Thirty years ago, Yann LeCun pioneered the use of a particular form of machine learning, called the convolutional neural network, or CNN, while at the University of Toronto. That approach, moving a filter over a set of pixels to detect patterns in images, showed promise in cracking problems such as getting the computer to recognize hand-written digits with minimal human guidance.
Years later, LeCun, then at NYU, launched a "conspiracy," as he has termed it, to bring machine learning back into the limelight after a long winter for the discipline. The key was LeCun's CNN, which had continued to develop in sophistication to the point where it could produce results in computer vision that stunned the field.
The new breakthroughs with CNNs, along with innovations by peers such as Yoshua Bengio, of Montreal's MILA group for machine learning, and Geoffrey Hinton of Google Brain, succeeded in creating a new springtime for AI research, in the form of deep learning.
Today, the appeal of convolutions shows no sign of cooling, as the technique spreads like a weed to every corner of machine learning.

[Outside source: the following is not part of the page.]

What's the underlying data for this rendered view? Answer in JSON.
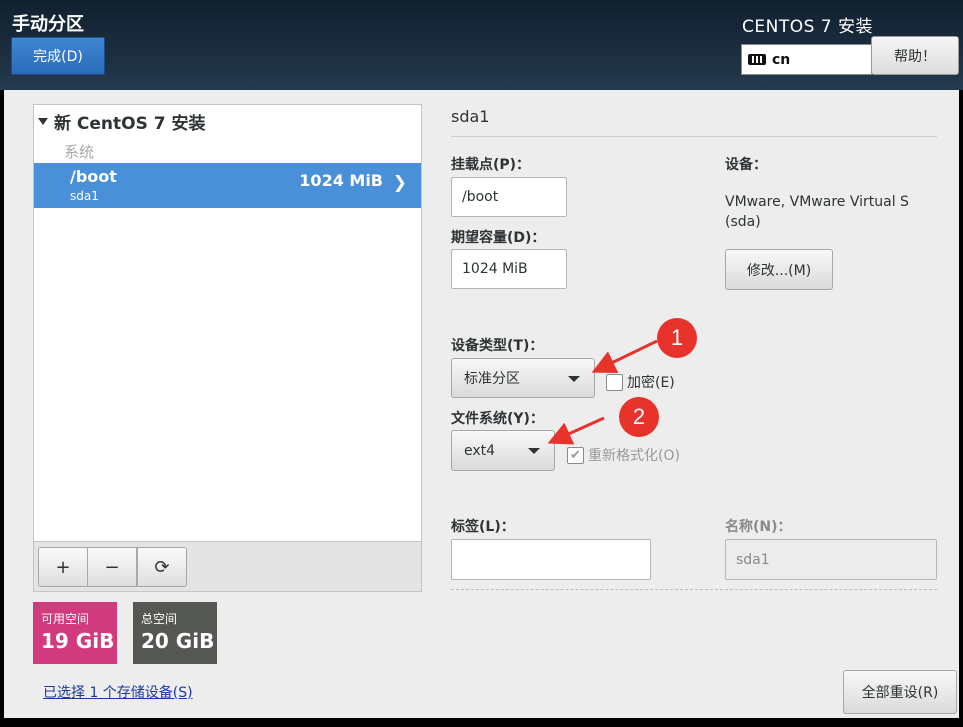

Recent research has shown the prevalence of CNNs among neural network models in use. A study by Microsoft published in November, which looked at the kinds of deep networks running on Android mobile devices, found that almost 90% of the networks recovered from mobile apps were some kind of CNN.
At the International Solid State Circuits Conference in San Francisco this week, LeCun reflected on why this simple technique has thrived, and why its influence will only grow, in his view.
"A lot of the signals that systems will have to deal with are natural signals that come from array sensors," said LeCun in an interview with ZDNet following his keynote talk on Monday.
"Anything coming from a camera, including panoramic cameras and etc. Audio, either in the form of raw audio or in the form of time-frequency representations." Videos also need to be processed via convolutions, LeCun said, including especially 3-D imaging from depth sensors such as LIDAR.
Indeed, many of the demonstrations of different chips at the show this week featured the familiar "segmentation map," an image on the computer screen of things seen through a camera, whether a car's view of the road or a view of people in the room. Each object is highlight by a colored outline with a label indicating the type of thing it is — a person, a dog, a street lamp, etc. Convolutions are the zeitgeist of the current age, the clearest expression of AI's ability to in some sense understand the world around it.
"So, for all of this, most of your cycles are going to be spent processing the low-level signal" said LeCun, meaning the cycles of compute will be spent picking out what each pixel of the billions of pixels in an image or video are displaying. "And what else but convolutions are you going to use? Right now, there's no alternative. So, most of the cycles are going to be spent doing convolutions, there's no question."
At the conference, there were plenty of chip innovations devoted to better processing of convolutions. For instance, researchers at the University of Michigan showed off a design for automotive applications that can displace some of the functions of LIDAR by instead analyzing many frames of video from a car's on-board camera. The researchers said they had made a breakthrough in how to develop a chip dedicated to CNNs that will run the network model at high speed while consuming less power.
There are some serious technical challenges as CNNs spread to applications beyond image recognition, said LeCun. In the case of 3-D imaging, with depth sensors such as LIDAR, where data comes in the form of "point clouds," noted LeCun, "most of the 3-D domains that your neural network will have to process will be empty — it's very sparse in terms of activations."
What one doesn't want are convolutions that waste a lot of time working on multiplying zeros of a mostly empty vector or matrix. "So, you would like to know where the data is, and then be smart about how you follow this" said LeCun. He noted there has been work on the matter at Facebook, using "sparse convnets," running on GPUs, "But it might require some more low-level support," in hardware, observed LeCun.
That's where hardware innovators have to get to work, he suggested.
Samsung researchers on Tuesday presented their design for a mobile system-on-a-chip that can "prune" inputs precisely to avoid processing zeros in sparse input samples. LeCun voiced his approval after hearing the talk, tweeting out a few specs of the Samsung work.
"The most frequently uttered word at ISSCC this morning: convolution," tweeted the godfather of CNNs.